Alica Bieliková, editor and deputy of the National Council of the Slovak Republic, died
Alica Bieliková, a former editor, member of the National Council of the Slovak Republic and a long-time employee of the Office of the President of the Slovak Republic, died on Wednesday after a long illness. TASR was informed about it by her son Peter Bielik, a well-known moderator of TA3.
In the past, Bieliková also worked for the daily Smena as a presenter at Slovak Radio, where she worked for 23 years. She worked in the Office of the President of the Slovak Republic during the presidency of Presidents Rudolf Schuster and Ivan Gašparovič.
Alica Bieliková was born on June 26, 1942 in Malacky. After graduating from university, she worked in the editorial office of the daily Smena, where she also met her future husband, photojournalist Lac Bielik. They were married on August 17, 1968, just before the invasion of the occupying forces of the Soviet Union and other Allies from the Warsaw Pact.
“August 17, 1968, it was the day of our wedding. On the morning of the 21st, Aunt Valent, with whom I lived, told me that we were occupied by tanks. Laco first photographed from the window, then ran outside.” she recalled in one of the radio interviews the tragic moments of the days of August 1968. It was then that an iconic photograph of her husband was taken, in which he captured a man with a bare chest in front of a Soviet tank.

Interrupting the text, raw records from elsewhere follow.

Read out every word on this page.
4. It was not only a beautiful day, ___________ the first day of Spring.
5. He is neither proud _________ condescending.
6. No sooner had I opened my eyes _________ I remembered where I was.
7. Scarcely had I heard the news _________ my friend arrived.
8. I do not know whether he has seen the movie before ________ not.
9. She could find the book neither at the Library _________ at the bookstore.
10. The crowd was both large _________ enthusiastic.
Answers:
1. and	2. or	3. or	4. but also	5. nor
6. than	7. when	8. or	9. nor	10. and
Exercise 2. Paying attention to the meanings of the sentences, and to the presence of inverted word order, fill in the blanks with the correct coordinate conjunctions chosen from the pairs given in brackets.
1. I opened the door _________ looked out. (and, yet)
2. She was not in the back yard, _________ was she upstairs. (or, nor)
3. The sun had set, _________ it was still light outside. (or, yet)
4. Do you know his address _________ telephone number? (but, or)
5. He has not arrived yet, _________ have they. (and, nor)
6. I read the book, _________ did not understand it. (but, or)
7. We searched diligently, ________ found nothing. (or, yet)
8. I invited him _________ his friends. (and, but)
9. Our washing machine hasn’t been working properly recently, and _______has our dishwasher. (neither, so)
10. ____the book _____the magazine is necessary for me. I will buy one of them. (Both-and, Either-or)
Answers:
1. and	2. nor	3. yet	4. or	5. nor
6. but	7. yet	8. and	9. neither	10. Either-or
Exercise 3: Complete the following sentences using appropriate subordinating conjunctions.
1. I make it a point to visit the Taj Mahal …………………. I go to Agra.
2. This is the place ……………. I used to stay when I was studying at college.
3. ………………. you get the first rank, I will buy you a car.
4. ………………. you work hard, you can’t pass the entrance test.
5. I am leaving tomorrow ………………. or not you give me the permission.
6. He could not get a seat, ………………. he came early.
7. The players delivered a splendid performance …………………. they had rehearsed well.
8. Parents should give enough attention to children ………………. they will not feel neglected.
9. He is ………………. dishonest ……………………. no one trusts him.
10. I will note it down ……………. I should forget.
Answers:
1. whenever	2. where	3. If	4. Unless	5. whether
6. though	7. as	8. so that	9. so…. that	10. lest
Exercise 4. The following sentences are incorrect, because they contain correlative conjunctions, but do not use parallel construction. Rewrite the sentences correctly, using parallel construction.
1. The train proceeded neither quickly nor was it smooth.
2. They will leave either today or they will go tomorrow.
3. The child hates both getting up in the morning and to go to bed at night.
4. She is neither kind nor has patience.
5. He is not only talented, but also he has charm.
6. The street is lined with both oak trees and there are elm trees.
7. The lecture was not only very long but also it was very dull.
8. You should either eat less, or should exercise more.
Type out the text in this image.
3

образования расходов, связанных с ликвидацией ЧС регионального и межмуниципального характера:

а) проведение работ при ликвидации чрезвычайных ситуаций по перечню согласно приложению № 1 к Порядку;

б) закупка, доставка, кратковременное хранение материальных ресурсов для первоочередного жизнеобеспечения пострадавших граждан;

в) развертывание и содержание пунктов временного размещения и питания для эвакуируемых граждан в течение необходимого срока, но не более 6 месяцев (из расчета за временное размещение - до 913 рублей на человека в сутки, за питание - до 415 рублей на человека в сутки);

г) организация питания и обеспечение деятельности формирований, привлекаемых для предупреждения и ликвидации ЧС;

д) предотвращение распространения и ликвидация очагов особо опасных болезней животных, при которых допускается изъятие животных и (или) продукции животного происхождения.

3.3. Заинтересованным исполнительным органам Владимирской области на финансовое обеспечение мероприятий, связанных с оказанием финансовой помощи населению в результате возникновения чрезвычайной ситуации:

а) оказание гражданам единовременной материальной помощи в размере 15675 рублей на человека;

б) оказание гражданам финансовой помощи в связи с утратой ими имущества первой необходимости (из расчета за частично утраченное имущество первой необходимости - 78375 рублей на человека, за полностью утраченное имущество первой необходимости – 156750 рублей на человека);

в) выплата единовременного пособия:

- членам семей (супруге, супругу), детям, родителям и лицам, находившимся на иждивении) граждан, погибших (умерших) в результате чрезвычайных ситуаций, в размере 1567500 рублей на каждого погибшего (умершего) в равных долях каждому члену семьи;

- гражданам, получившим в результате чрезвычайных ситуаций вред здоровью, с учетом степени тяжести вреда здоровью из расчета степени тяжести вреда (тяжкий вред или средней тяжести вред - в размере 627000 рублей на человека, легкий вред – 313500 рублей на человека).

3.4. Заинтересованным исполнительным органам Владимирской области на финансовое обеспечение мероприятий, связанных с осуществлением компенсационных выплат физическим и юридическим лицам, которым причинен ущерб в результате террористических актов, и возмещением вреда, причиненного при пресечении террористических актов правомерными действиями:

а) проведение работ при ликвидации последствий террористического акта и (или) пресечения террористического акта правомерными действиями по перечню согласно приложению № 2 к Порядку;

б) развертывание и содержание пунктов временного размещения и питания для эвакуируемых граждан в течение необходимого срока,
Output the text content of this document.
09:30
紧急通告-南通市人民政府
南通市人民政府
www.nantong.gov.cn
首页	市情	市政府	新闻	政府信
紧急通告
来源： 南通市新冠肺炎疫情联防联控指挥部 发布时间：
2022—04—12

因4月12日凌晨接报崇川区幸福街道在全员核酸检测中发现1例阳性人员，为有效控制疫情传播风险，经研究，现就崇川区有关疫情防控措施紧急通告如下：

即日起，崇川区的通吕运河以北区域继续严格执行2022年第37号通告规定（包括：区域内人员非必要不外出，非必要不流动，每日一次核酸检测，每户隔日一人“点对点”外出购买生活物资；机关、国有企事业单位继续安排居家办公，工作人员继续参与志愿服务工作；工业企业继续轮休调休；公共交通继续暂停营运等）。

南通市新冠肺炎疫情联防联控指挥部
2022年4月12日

Alica Bieliková has lived at the Slovak Radio for 23 years. She was the editor of Mikrofóra, Dobré ráno. After November ’89, she stood at the birth of Rádiožurnál, which Slovak Radio broadcast for the first time on March 5, 1990.
“Up-to-date information needs to be broadcast, though.” her principle sounded. With a microphone, she recorded all the key events of the 90s.